Cette manière de travailler tient autant du regard que de l’instinct, et confère au lieu l’atmosphère chaleureuse d’une maison de famille où rien ne semble avoir bougé depuis des décennies. On s’approprie l’endroit naturellement, avec une familiarité immédiate : en s’installant dans le salon extérieur, doté de murs révélant des motifs originaux en relief et des canapés recouverts de tapis chinés ; autour de la table du jardin d’hiver, dominée par une sublime cheminée ottomane ancienne ; ou en déambulant d’une pièce à l’autre, le regard retenu par une chaise syrienne ou un détail singulier.

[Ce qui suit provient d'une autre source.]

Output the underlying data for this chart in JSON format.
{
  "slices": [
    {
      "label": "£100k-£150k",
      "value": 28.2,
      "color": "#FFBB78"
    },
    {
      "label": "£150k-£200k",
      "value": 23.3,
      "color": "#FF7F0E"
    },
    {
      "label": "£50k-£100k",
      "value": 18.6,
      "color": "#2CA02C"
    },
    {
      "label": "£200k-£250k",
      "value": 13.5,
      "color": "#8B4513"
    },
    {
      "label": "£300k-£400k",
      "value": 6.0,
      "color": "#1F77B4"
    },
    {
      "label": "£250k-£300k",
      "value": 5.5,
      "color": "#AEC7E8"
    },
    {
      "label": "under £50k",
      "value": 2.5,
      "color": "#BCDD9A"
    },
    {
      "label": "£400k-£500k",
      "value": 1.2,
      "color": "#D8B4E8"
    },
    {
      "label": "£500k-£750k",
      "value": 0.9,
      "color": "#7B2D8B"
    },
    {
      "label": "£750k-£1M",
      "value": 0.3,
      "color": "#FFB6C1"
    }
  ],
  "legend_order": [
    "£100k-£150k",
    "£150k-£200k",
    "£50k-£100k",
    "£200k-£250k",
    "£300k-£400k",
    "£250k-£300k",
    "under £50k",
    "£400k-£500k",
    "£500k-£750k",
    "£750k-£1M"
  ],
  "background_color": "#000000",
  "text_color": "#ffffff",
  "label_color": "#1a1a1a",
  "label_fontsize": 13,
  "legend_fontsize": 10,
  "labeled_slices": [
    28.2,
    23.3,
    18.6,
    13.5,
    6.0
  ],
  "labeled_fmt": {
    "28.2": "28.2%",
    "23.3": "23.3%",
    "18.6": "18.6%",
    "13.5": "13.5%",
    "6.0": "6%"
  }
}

À l’extérieur, les jardins se déploient sur 6 000 m2 autour d’une piscine en granit doré et pierre du Sinaï, où l’on peut se détendre à l’ombre des palmiers. Depuis certains espaces de l’hôtel, on aperçoit le lac Qarun, l’un des plus grands d’Égypte, où l’on peut souvent observer des ibis, des pélicans et des hérons. À quelques minutes à pied, les ateliers de poterie font partie intégrante du paysage. Derrière les échoppes des artisans, les gestes se répètent, précis, transmis d’une génération à l’autre, tandis qu’un peu plus loin, le désert porte d’autres récits. Wadi Al-Hitan est un site archéologique exceptionnel où des fossiles de baleines émergent du sable, tandis qu’à Médinet Mâdi, les vestiges d’un sanctuaire du Moyen Empire prolongent une histoire millénaire. Autant de présences qui rappellent, à l’image de la villa elle-même, que le Fayoum est un territoire profondément traversé par le temps, où les strates se superposent sans jamais disparaître tout à fait.